The housing plan, a mandatory element required in any city's general plan by the state of California, is a compilation of data for demographics and population.
David James, Tehachapi's community development director, said that the housing element was the only key element left uncompleted because of 2010 census data just then coming available.
"Housing elements are extremely reliant of census data," James said. "Some communities were forging ahead with the 2000 census but there was always this lingering doubt that those housing elements would be accepted because the demographics would be significantly out of date."
James said that Tehachapi decided to err on the side of caution by waiting until the most relevant data became available.
A housing element is the only item in the general plan that needs to be approved by the California Department of Housing and Community Development. Everything else can be done internally.
Tehachapi received its approval in September 2013 before forging ahead with an environmental impact report, as required by the California Environmental Protection Act.
Lisa Wise, chief consultant for the housing element, highlighted some of the document's key points.
One of the key components is the Regional Housing Needs Allocation (RHNA), including unaccommodated housing needs.
The RHNA data for the 2006-2013 period notes that 410 of the 454 housing units needed were started for the Tehachapi area, the bulk of it in moderate and above-moderate area.

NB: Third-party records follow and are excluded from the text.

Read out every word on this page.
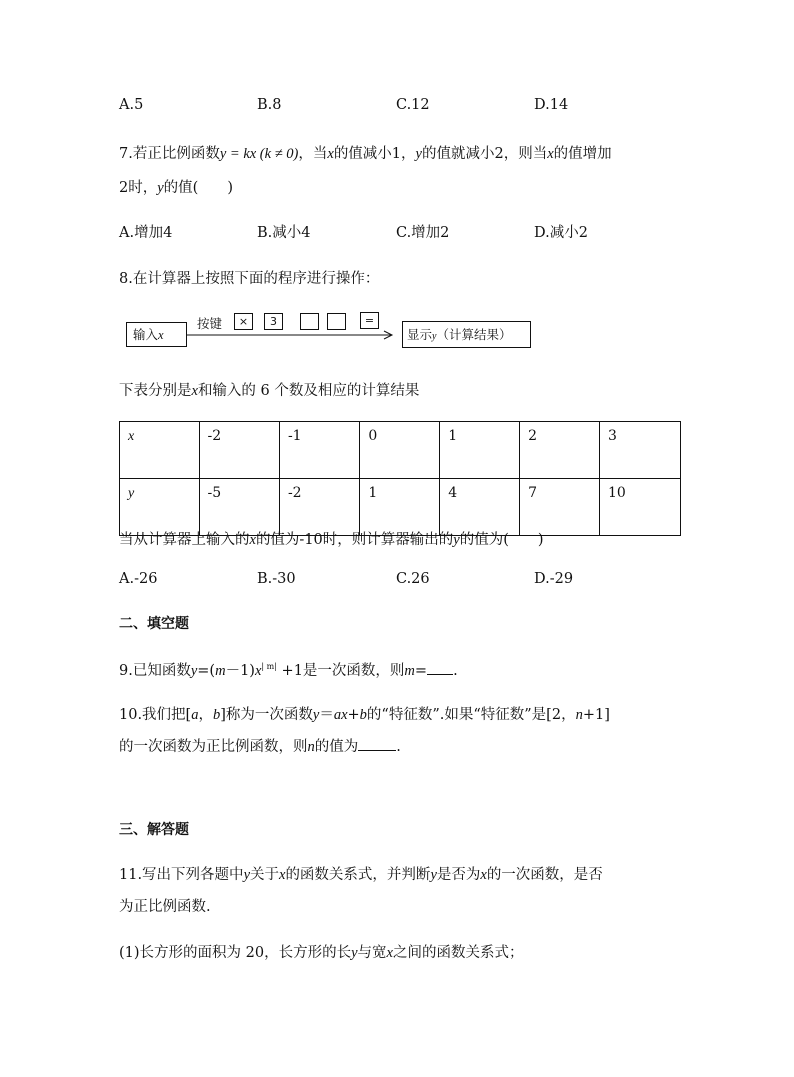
A.5	B.8	C.12	D.14
7.若正比例函数y = kx (k ≠ 0)，当x的值减小1，y的值就减小2，则当x的值增加
2时，y的值(　　)
A.增加4	B.减小4	C.增加2	D.减小2
8.在计算器上按照下面的程序进行操作：
输入x
按键	×	3	=
显示y（计算结果）
下表分别是x和输入的 6 个数及相应的计算结果
x	-2	-1	0	1	2	3
y	-5	-2	1	4	7	10
当从计算器上输入的x的值为-10时，则计算器输出的y的值为(　　)
A.-26	B.-30	C.26	D.-29
二、填空题
9.已知函数$y=(m-1)x^{| m|} +1$是一次函数，则m= .
10.我们把[a，b]称为一次函数y＝ax+b的“特征数”.如果“特征数”是[2，n+1]
的一次函数为正比例函数，则n的值为	.
三、解答题
11.写出下列各题中y关于x的函数关系式，并判断y是否为x的一次函数，是否
为正比例函数.
(1)长方形的面积为 20，长方形的长y与宽x之间的函数关系式；
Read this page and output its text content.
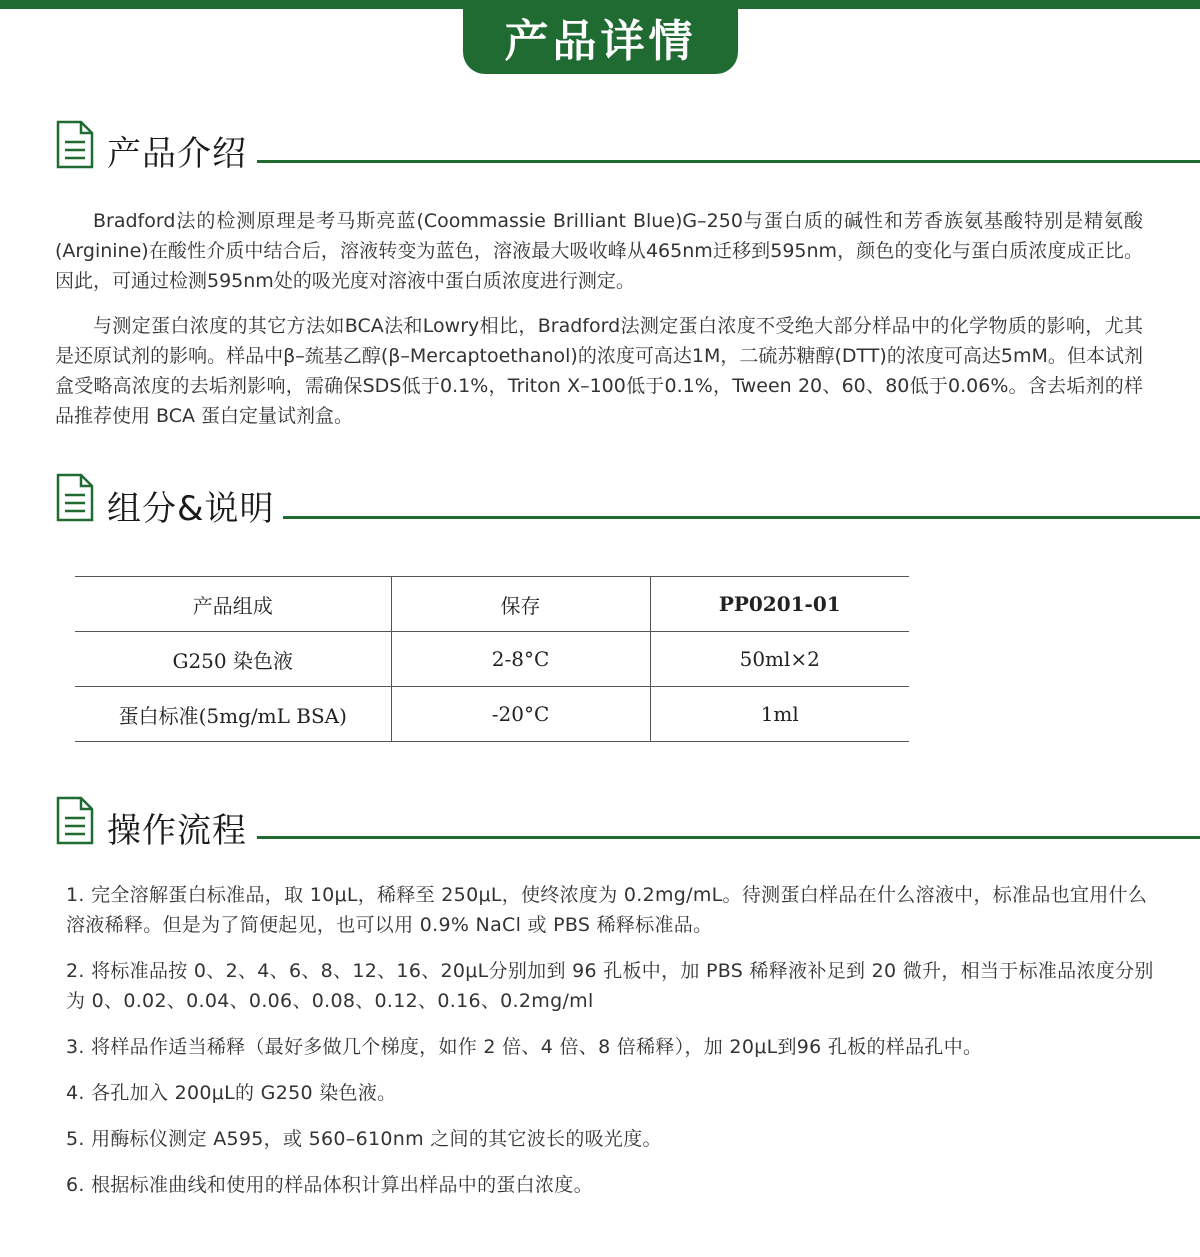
产品详情
产品介绍

Bradford法的检测原理是考马斯亮蓝(Coommassie Brilliant Blue)G–250与蛋白质的碱性和芳香族氨基酸特别是精氨酸(Arginine)在酸性介质中结合后，溶液转变为蓝色，溶液最大吸收峰从465nm迁移到595nm，颜色的变化与蛋白质浓度成正比。因此，可通过检测595nm处的吸光度对溶液中蛋白质浓度进行测定。

与测定蛋白浓度的其它方法如BCA法和Lowry相比，Bradford法测定蛋白浓度不受绝大部分样品中的化学物质的影响，尤其是还原试剂的影响。样品中β–巯基乙醇(β–Mercaptoethanol)的浓度可高达1M，二硫苏糖醇(DTT)的浓度可高达5mM。但本试剂盒受略高浓度的去垢剂影响，需确保SDS低于0.1%，Triton X–100低于0.1%，Tween 20、60、80低于0.06%。含去垢剂的样品推荐使用 BCA 蛋白定量试剂盒。

组分&说明
产品组成	保存	PP0201-01
G250 染色液	2-8°C	50ml×2
蛋白标准(5mg/mL BSA)	-20°C	1ml
操作流程

1. 完全溶解蛋白标准品，取 10μL，稀释至 250μL，使终浓度为 0.2mg/mL。待测蛋白样品在什么溶液中，标准品也宜用什么溶液稀释。但是为了简便起见，也可以用 0.9% NaCl 或 PBS 稀释标准品。

2. 将标准品按 0、2、4、6、8、12、16、20μL分别加到 96 孔板中，加 PBS 稀释液补足到 20 微升，相当于标准品浓度分别为 0、0.02、0.04、0.06、0.08、0.12、0.16、0.2mg/ml

3. 将样品作适当稀释（最好多做几个梯度，如作 2 倍、4 倍、8 倍稀释），加 20μL到96 孔板的样品孔中。

4. 各孔加入 200μL的 G250 染色液。

5. 用酶标仪测定 A595，或 560–610nm 之间的其它波长的吸光度。

6. 根据标准曲线和使用的样品体积计算出样品中的蛋白浓度。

Only 105 housing units remain needed, all in the very low and low income bracket.
"This means the city is doing fairly well," Wise told the council. "Most of those are in what is called the moderate and above-moderate income levels."
Wise said the state looks at all levels of affordability, dividing housing needs into very low, low, moderate and above moderate income ranges.

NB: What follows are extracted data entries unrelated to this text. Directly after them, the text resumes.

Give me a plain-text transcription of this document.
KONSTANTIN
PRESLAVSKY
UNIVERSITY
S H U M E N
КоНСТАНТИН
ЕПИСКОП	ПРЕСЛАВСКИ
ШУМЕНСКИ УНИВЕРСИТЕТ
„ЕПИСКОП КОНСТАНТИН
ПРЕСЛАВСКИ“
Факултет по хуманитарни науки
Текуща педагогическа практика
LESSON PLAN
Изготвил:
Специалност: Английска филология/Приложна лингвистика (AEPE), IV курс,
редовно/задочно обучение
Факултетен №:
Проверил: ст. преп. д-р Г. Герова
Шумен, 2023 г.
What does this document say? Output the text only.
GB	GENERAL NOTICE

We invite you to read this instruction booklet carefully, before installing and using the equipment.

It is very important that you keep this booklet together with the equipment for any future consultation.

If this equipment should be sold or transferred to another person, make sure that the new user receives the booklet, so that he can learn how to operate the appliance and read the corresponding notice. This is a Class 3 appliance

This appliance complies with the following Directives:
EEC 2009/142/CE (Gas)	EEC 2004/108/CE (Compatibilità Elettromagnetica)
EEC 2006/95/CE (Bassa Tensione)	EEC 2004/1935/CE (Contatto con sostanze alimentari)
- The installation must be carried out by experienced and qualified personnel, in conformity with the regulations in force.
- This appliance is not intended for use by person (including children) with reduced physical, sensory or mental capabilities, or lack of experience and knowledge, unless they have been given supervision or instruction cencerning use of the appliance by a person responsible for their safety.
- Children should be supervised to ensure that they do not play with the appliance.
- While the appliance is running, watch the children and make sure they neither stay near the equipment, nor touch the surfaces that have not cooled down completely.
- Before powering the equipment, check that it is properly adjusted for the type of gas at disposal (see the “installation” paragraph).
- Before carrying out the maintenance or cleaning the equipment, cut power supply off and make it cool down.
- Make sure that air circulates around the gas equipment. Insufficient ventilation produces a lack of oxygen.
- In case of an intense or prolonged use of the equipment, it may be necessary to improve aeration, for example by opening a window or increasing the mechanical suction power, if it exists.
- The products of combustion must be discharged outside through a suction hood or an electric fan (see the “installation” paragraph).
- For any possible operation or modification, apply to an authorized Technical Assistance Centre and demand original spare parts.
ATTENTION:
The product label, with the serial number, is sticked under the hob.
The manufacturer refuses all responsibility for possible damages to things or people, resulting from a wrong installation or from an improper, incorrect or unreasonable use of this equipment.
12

Tehachapi has plenty of vacant land to facilitate the need for development of housing the various levels, she added.
Vacant land inventory is another component the report, in which the city has in some abundance.
"We do a lot of of work on inventory of what is out there," Wise said. The vacant land inventory includes looking at the city's zoning to determine the types of housing that can be built, from single family residences to apartments and condominiums.
"You really have the right kind of sites to meet your housing allocation," Wise said. A map included in Chapter 5 of the housing element shows a smidgen of vacant land for high density residential south of East Tehachapi Boulevard and not much more medium density residential homes.
By comparison, a large swath of vacant land north of Highway 58 is zoned for estate level development, while most of the vacant land south of Highway 58 is tied to low density residential.
Wise said the city has the potential for more than 2,000 housing units of various types, calculated at 75 percent of the actual vacant land inventory available.
While the city itself is not responsible for building actual housing, it does have control over the policies and programs that can help or hinder the development and affordability of housing.
With its approval, the housing element heads back to the state housing department for a 90-day review period before granting a final approval.
Prior to approval, Mayor Phil Smith commended the staff and the consultant on the work.
"This has been a long time in the making," Smith said. "This is a very big deal for the city of Tehachapi."